Men who start to lose their hair at an early age may have more to worry about than their appearance say researchers at the Center for Clinical Epidemiology and Biostatistics at the University of Pennsylvania in Philadelphia.

According to the Centers for Disease Control and Prevention, 206,640 men in the United States were diagnosed with prostate cancer in 2009 alone. Of those diagnosed, 28,088 lost their lives to the disease.

A study published in the American Association for Cancer Research journal Cancer Epidemiology, Biomarkers & Prevention claims hair loss in young African-American men may have a correlation to the development of prostate cancer later in life.

The research team compared the differences between 318 African-American men with prostate cancer to 219 men without prostate cancer. Participants were categorized by types of baldness: none, frontal or vertex.

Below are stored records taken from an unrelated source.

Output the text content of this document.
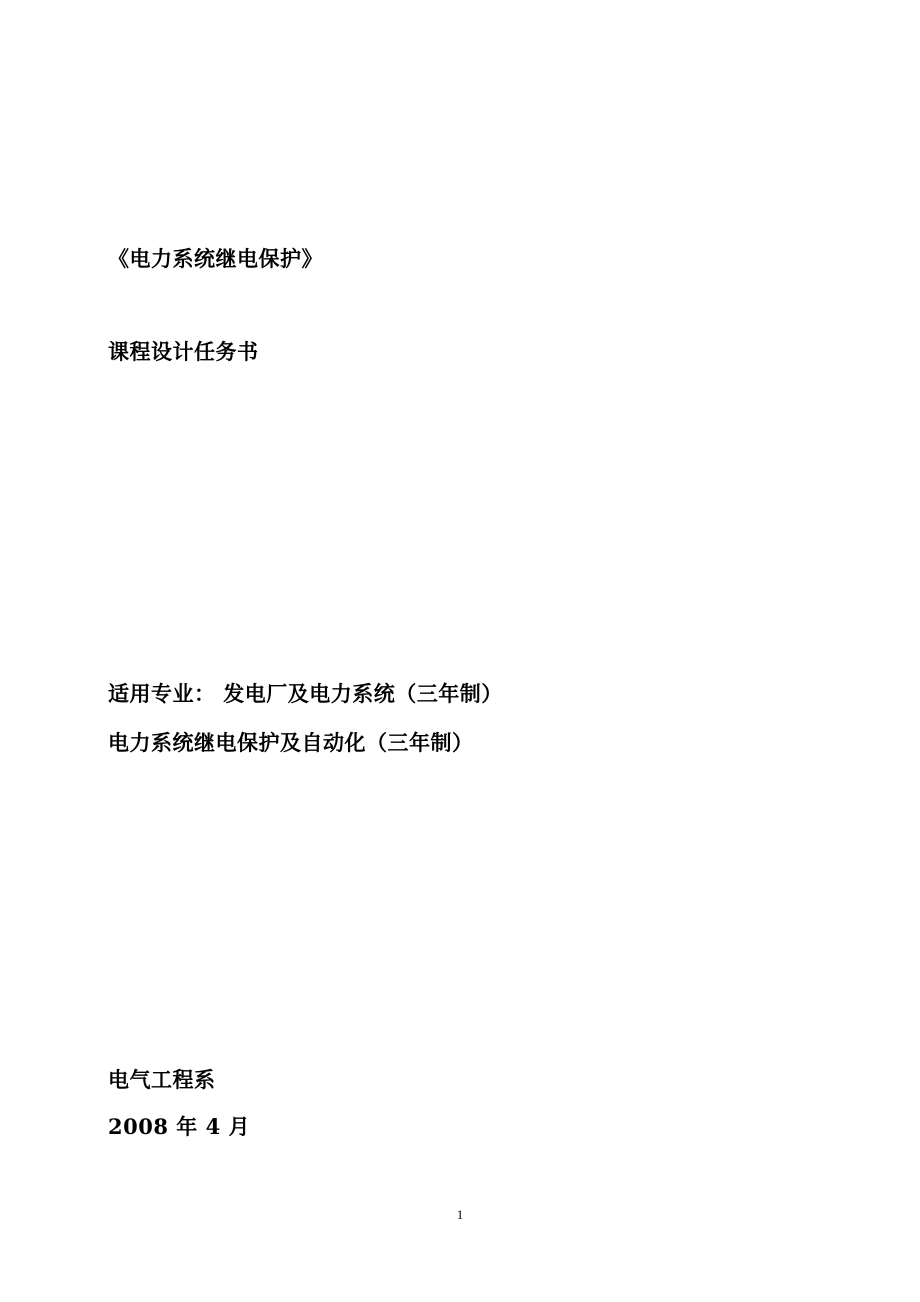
《电力系统继电保护》
课程设计任务书
适用专业： 发电厂及电力系统（三年制）
电力系统继电保护及自动化（三年制）
电气工程系
2008 年 4 月
1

Charnita Zeigler-Johnson, Ph.D., research assistant professor at the Center for Clinical Epidemiology and Biostatistics at the University of Pennsylvania in Philadelphia said, "We focused on African-American men because they are at high risk for developing prostate cancer and are more than twice as likely to die from prostate cancer than other groups in the United States. Although this is a high-risk group for poor prostate cancer outcomes, no published study had focused on evaluating baldness as a potential risk factor in a sample of African-American men."

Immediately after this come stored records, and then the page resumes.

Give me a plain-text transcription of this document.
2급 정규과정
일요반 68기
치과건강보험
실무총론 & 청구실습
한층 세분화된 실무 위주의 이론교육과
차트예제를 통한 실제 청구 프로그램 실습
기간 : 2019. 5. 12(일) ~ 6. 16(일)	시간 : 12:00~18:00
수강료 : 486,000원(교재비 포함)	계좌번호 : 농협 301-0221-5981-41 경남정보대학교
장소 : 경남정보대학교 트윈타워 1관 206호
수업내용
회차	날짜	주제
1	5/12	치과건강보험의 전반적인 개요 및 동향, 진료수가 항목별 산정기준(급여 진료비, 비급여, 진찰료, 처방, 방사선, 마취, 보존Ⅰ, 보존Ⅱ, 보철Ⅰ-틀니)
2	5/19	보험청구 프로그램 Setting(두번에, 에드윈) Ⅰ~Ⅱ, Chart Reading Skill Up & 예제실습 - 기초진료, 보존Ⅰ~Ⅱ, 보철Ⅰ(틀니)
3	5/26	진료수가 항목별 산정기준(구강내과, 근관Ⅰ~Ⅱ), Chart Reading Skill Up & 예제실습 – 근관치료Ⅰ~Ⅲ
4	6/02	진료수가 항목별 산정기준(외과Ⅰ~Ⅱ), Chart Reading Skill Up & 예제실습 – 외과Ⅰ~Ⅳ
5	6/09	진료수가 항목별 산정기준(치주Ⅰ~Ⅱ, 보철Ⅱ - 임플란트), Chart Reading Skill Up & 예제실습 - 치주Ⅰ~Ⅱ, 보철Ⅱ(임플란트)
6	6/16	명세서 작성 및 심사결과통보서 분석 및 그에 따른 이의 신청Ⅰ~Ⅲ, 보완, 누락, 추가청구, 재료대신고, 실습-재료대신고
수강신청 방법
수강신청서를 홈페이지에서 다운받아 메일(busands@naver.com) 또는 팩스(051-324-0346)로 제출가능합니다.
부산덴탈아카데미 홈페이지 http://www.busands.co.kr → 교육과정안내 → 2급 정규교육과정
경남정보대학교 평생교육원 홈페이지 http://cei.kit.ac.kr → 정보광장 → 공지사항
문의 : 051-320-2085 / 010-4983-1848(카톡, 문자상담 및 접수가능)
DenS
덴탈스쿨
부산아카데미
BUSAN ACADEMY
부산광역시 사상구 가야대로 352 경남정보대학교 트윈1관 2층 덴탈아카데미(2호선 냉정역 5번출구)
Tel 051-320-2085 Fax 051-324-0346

By the end of the study researchers found that baldness in young men contributed to an increased risk of prostate cancer by 69 percent. Additionally, African-American men under the age of 60 with frontal baldness were twice as likely to be diagnosed with prostate cancer compared to those with vertex baldness.

Ziegler-Johnson and her colleagues are confident further testing on this subject may prove to be an important element of prostate cancer diagnosis. Ziegler-Johnson said,"Pending future studies to confirm our results, there is a potential to use early-onset baldness as a clinical indicator of increased risk for prostate cancer in some populations of men."